Me pregunto si he jugado bien mis cartas. El problema es que sólo tenía dos: la fotografía y la hoja de la agenda de Kalia. Me faltaba el as, y he tenido que usar la baza de los sondeos. Si el ministro se ha tragado el anzuelo, su reacción lo delatará. Estoy seguro de que estuvo con Kalia la noche en que ella murió. La versión del oficial de guardia de la comisaría de Níkea, según la cual el acompañante de Kalia era un yonqui que se asustó y decidió borrar sus huellas, no me convence en absoluto. A un yonqui no se le ocurriría limpiar la copa y la botella ni quitar la foto de su marco, sino que saldría huyendo a ciegas, tropezando con los muebles. Sólo una mente serena que tiene en cuenta las consecuencias se entretendría en borrar huellas. Y la mente serena fue la del ex ministro, no la de algún drogata atolondrado.

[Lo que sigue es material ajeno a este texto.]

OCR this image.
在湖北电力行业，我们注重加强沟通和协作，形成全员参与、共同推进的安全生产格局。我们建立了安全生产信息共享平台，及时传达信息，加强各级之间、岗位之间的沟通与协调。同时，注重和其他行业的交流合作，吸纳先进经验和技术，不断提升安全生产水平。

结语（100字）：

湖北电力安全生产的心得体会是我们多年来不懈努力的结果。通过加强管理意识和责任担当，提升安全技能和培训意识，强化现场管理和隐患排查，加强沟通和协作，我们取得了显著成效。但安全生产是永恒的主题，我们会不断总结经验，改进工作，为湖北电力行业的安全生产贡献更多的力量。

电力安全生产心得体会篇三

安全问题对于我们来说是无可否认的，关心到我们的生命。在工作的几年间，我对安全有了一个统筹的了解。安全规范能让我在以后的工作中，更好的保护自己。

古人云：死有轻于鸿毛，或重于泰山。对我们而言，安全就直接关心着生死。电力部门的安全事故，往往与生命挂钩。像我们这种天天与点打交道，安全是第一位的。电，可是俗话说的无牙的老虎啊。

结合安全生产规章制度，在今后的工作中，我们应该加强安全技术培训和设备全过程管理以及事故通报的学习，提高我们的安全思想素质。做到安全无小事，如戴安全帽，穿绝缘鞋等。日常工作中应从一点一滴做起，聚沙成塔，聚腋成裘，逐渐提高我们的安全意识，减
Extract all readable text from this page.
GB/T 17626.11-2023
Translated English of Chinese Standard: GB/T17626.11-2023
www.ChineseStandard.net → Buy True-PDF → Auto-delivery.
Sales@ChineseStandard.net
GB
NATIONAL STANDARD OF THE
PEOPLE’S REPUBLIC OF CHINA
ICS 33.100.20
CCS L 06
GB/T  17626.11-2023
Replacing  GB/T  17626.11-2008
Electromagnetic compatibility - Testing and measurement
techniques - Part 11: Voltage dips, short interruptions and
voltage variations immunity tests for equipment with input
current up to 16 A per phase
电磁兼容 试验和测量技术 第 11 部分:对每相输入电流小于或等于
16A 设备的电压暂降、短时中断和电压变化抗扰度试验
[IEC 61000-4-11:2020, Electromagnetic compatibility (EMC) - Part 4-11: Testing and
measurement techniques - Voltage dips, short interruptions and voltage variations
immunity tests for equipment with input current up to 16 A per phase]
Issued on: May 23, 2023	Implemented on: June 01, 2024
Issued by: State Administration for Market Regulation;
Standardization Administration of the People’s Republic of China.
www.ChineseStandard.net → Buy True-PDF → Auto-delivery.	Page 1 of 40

«Cópula.» Según el Liddell-Scott, existen tres acepciones: «1. Encuentro, atadura, ligazón de una cosa con otra. / 2. Unión sexual, acción de copular. / 3. Término que une al sujeto con el atributo».

«Unión sexual, acción de copular», por lo tanto. No creo que el ex ministro se juntara con Kalia para ligar una cosa con otra ni para construir una frase. Buscaba la unión sexual y su perfeccionamiento en las ciencias del coito.

El Diccionario hermenéutico de términos hipocráticos ofrece una sola acepción: «contacto carnal. IX. Epístola 23, pág. 398:… ministerio copulativo…».

Me quedo prendado del ejemplo. Si Hipócrates hubiese añadido la palabra «ex» en su epístola, «ex ministerio copulativo», habría demostrado ser adivino además de médico.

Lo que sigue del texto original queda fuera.